On November 24, 2023, Velazquez re-signed with the Braves on a minor league contract. He played in 118 games for Gwinnett in 2024, slashing .242/.298/.394 with 16 home runs, 48 RBI, and 33 stolen bases. Velazquez elected free agency following the season on November 4, 2024.

===New York Yankees (second stint)===
On January 3, 2025, Velazquez signed a minor league contract with the New York Yankees. He was released on August 3, but re-signed with the organization on a new minor league contract on August 14. In 106 appearances for the Triple-A Scranton/Wilkes-Barre RailRiders, Velazquez batted .242/.304/.345 with five home runs, 41 RBI, and 25 stolen bases. He elected free agency following the season on November 6.

===Arizona Diamondbacks (second stint)===
On December 8, 2025, Velazquez signed a minor league contract with the Texas Rangers. He was released by the Rangers prior to the start of the regular season on March 26, 2026.

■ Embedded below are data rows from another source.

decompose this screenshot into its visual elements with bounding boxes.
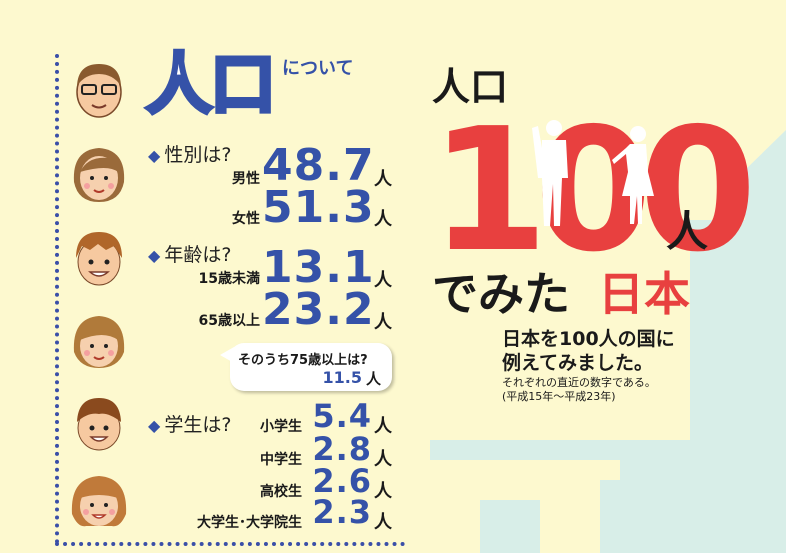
bg-arrow-shape	[430, 130, 786, 553]
hero-line1: 人口	[432, 65, 509, 109]
bubble-value: 11.5	[322, 368, 362, 387]
hero-desc2: 例えてみました。	[502, 352, 654, 374]
age-label-over65: 65歳以上	[198, 313, 260, 329]
student-label-elementary: 小学生	[260, 419, 302, 435]
hero-note1: それぞれの直近の数字である。	[502, 376, 656, 389]
gender-label-male: 男性	[232, 171, 260, 187]
dotted-border-bottom	[55, 542, 405, 546]
hero-line3b: 日本	[598, 267, 690, 321]
unit-label: 人	[374, 209, 392, 230]
student-value-elementary: 5.4	[312, 397, 372, 435]
page-title: 人口	[144, 46, 278, 123]
hero-desc1: 日本を100人の国に	[502, 328, 675, 350]
unit-label: 人	[374, 312, 392, 333]
student-label-high-school: 高校生	[260, 484, 302, 500]
unit-label: 人	[374, 169, 392, 190]
unit-label: 人	[374, 481, 392, 502]
diamond-icon: ◆	[148, 146, 161, 165]
gender-value-male: 48.7	[262, 140, 375, 191]
unit-label: 人	[374, 512, 392, 533]
man-glasses-face-icon	[76, 64, 122, 118]
gender-value-female: 51.3	[262, 182, 375, 233]
student-label-junior-high: 中学生	[260, 452, 302, 468]
page-title-suffix: について	[282, 58, 354, 79]
student-value-university: 2.3	[312, 493, 372, 531]
student-question: ◆ 学生は?	[148, 414, 232, 436]
student-value-junior-high: 2.8	[312, 430, 372, 468]
hero-number: 100	[430, 92, 757, 290]
student-value-high-school: 2.6	[312, 462, 372, 500]
unit-label: 人	[374, 416, 392, 437]
age-value-under15: 13.1	[262, 242, 375, 293]
bubble-text: そのうち75歳以上は?	[238, 353, 368, 368]
age-question: ◆ 年齢は?	[148, 244, 232, 266]
diamond-icon: ◆	[148, 246, 161, 265]
bg-block	[480, 500, 540, 553]
boy-face-icon	[76, 232, 122, 286]
girl-face-icon	[73, 316, 125, 368]
gender-question: ◆ 性別は?	[148, 144, 232, 166]
unit-label: 人	[366, 370, 382, 388]
woman-silhouette-icon	[612, 126, 654, 224]
man-silhouette-icon	[532, 120, 568, 226]
hero-note2: (平成15年〜平成23年)	[502, 390, 616, 403]
child-boy-face-icon	[77, 398, 121, 451]
gender-label-female: 女性	[232, 211, 260, 227]
unit-label: 人	[374, 449, 392, 470]
student-label-university: 大学生･大学院生	[197, 515, 302, 531]
hero-line3a: でみた	[432, 267, 570, 321]
child-girl-face-icon	[71, 476, 127, 527]
dotted-border-left	[55, 54, 59, 544]
bg-block	[600, 480, 786, 553]
age-label-under15: 15歳未満	[198, 271, 260, 287]
hero-unit: 人	[666, 207, 709, 256]
woman-face-icon	[73, 148, 125, 202]
speech-bubble: そのうち75歳以上は? 11.5 人	[220, 343, 392, 391]
diamond-icon: ◆	[148, 416, 161, 435]
age-value-over65: 23.2	[262, 284, 375, 335]
unit-label: 人	[374, 270, 392, 291]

On April 16, 2026, Velazquez signed a minor league contract with the Arizona Diamondbacks. In 40 appearances for the Triple-A Reno Aces, he batted .274/.335/.390 with three home runs, 21 RBI, and five stolen bases. Velazquez was released by the Diamondbacks organization on June 15.

===Kansas City Royals===
On June 24, 2026, Velazquez signed a minor league contract with the Kansas City Royals. He made 18 appearances for the Triple-A Omaha Storm Chasers, batting .259/.328/.315 with nine RBI and eight stolen bases. On July 22, the Royals promoted Velazquez to their active roster following an injury to Bobby Witt Jr. In six appearances for Kansas City, he went 1–for–15 (.067) with one stolen base. Velazquez was designated for assignment by the Royals on August 3. He elected free agency on August 7.